Bu tür yasal düzenlemelerin hayvanlara karşı şiddette artışı da beraberinde getireceğine işaret eden Avukat Sürek, sözlerini şöyle sürdürdü: 

“Ülkede sanki başka hiçbir problem yokmuş gibi köpekler, sık sık Türkiye’nin yoğun gündeminin arasında tüm sorunların kaynağı onlarmış gibi kendilerine yer buluyor. Devlet tarafından hapsedilmekle, öldürülmekle tehdit ediliyorlar. Hayvanların hedef tahtasına oturtturulması, beraberinde hayvana yönelik işlenen hem bireysel, hem kurumsal suçların giderek artmasına sebep oluyor. İşte bunun arkasında da örgütlü nefret dili ve cezasızlık politikaları yer alıyor. Zaten mevcut kanunda, hayvana dönük işlenen suçlar re’sen soruşturulamıyor, ayrıca bu suçlarla ilgili yasanın öngördüğü cezalar caydırıcı değil. Görevini yapmayan belediyeler ile çalışanları hakkında hiçbir yaptırım uygulanmıyor. Alenen ve tespit edilen suçlarla ilgili soruşturma izni dahi verilmiyor, etkili bir denetim mekanizması çalışmıyor. Bu şiddet ortamı, iktidar tarafından istikrarlı bir biçimde destekleniyor ve ardından topluma sirayet ediyor. Bahsi geçen korkunç yasa tasarısının gündeme alınması bile hayvan düşmanlarının cesaretlenmesine yol açıyor ve hatta açtı da. Ülkenin birçok yerinden usulsüz toplama haberleri geldi bile, yıllardır görevini yerine getirmeyen belediyelerin ekmeğine yağ sürülüyor bir yerde.” 

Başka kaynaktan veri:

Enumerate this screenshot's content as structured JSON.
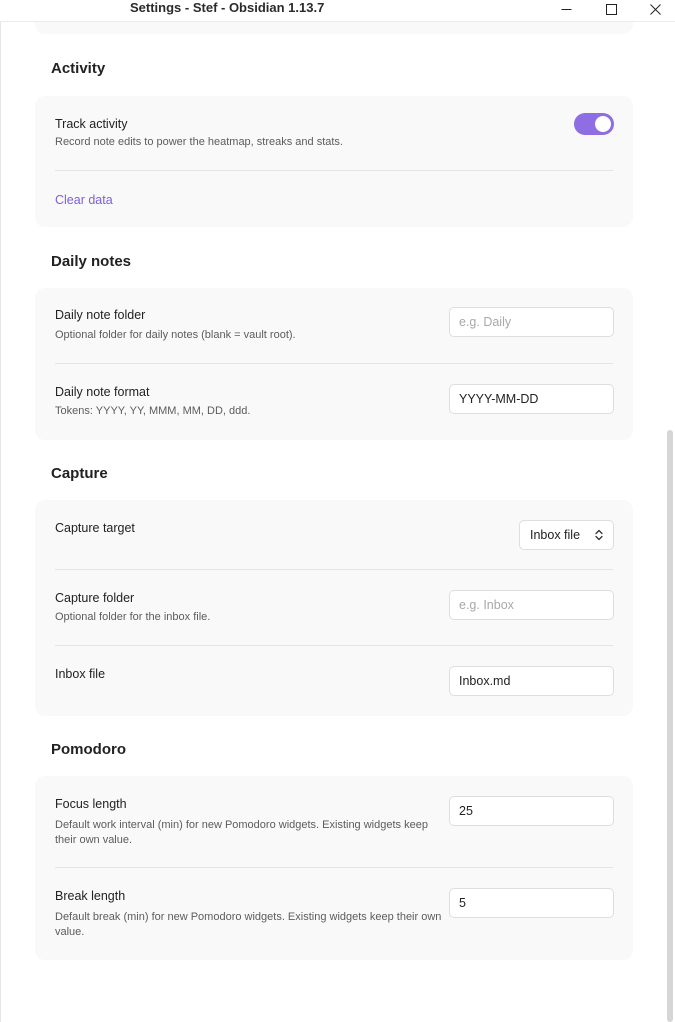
{
  "window": {
    "title": "Settings - Stef - Obsidian 1.13.7"
  },
  "sections": {
    "activity": {
      "heading": "Activity",
      "track_activity": {
        "name": "Track activity",
        "desc": "Record note edits to power the heatmap, streaks and stats.",
        "enabled": true
      },
      "clear_data_label": "Clear data"
    },
    "daily_notes": {
      "heading": "Daily notes",
      "folder": {
        "name": "Daily note folder",
        "desc": "Optional folder for daily notes (blank = vault root).",
        "value": "",
        "placeholder": "e.g. Daily"
      },
      "format": {
        "name": "Daily note format",
        "desc": "Tokens: YYYY, YY, MMM, MM, DD, ddd.",
        "value": "YYYY-MM-DD"
      }
    },
    "capture": {
      "heading": "Capture",
      "target": {
        "name": "Capture target",
        "selected": "Inbox file"
      },
      "folder": {
        "name": "Capture folder",
        "desc": "Optional folder for the inbox file.",
        "value": "",
        "placeholder": "e.g. Inbox"
      },
      "inbox_file": {
        "name": "Inbox file",
        "value": "Inbox.md"
      }
    },
    "pomodoro": {
      "heading": "Pomodoro",
      "focus": {
        "name": "Focus length",
        "desc": "Default work interval (min) for new Pomodoro widgets. Existing widgets keep their own value.",
        "value": "25"
      },
      "break": {
        "name": "Break length",
        "desc": "Default break (min) for new Pomodoro widgets. Existing widgets keep their own value.",
        "value": "5"
      }
    }
  },
  "colors": {
    "accent": "#8f6de3",
    "link": "#7f5ed9",
    "card_bg": "#f9f9f9"
  },
  "icons": {
    "minimize": "minimize-icon",
    "maximize": "maximize-icon",
    "close": "close-icon",
    "dropdown": "chevron-up-down-icon"
  }
}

 “Yapıcı çözümler geliştirilmeli ve vakit kaybetmeden uygulamaya konulmalı”

Toplumsal tepkiler sonucu iktidardan gelen “Sadece saldırgan veya hasta köpekler uyutulacak” açıklamalarına dikkat çeken Eren Sürek, öldürmekten değil; yaşatmaktan yana bir çözüm istediklerini söyleyen Eren açıklamalarına şöyle devam etti:

“Bu, suiistimale son derece açık bir söylem. Geri adım attıkları söylenemez, köpeklerin ölüm fermanını imzalamak için bir kılıf uydurmaya çalışıyorlar sadece. Üstelik saldırganlığa neden olan birçok faktör var; saldırganlığın en büyük sebeplerinden biri kötü muamele. Hayvanlar da buna insanlar tarafından sık sık maruz bırakılıyor. Hiçbir bakımevinde köpek davranış uzmanı yok. Hangi hayvanın saldırgan olduğuna hangi bilirkişi karar verecek? Köpeğin sokaktaki varlığından rahatsız olan bile hayvanın saldırgan olduğuyla ilgili yalan yanlış şikâyetler yapıp o köpeği aldırtıp katline ferman verebilir. Bir hayvan eğer saldırgansa, işin ehli kişiler aracılığıyla rehabilite edilmesi gerekir; çareyi öldürmekte arayamazsınız. Bir hayvan kuduzsa karantinaya alınıp veteriner hekimler tarafından tedavi edilmesi gerekir; öldürülmesi değil. 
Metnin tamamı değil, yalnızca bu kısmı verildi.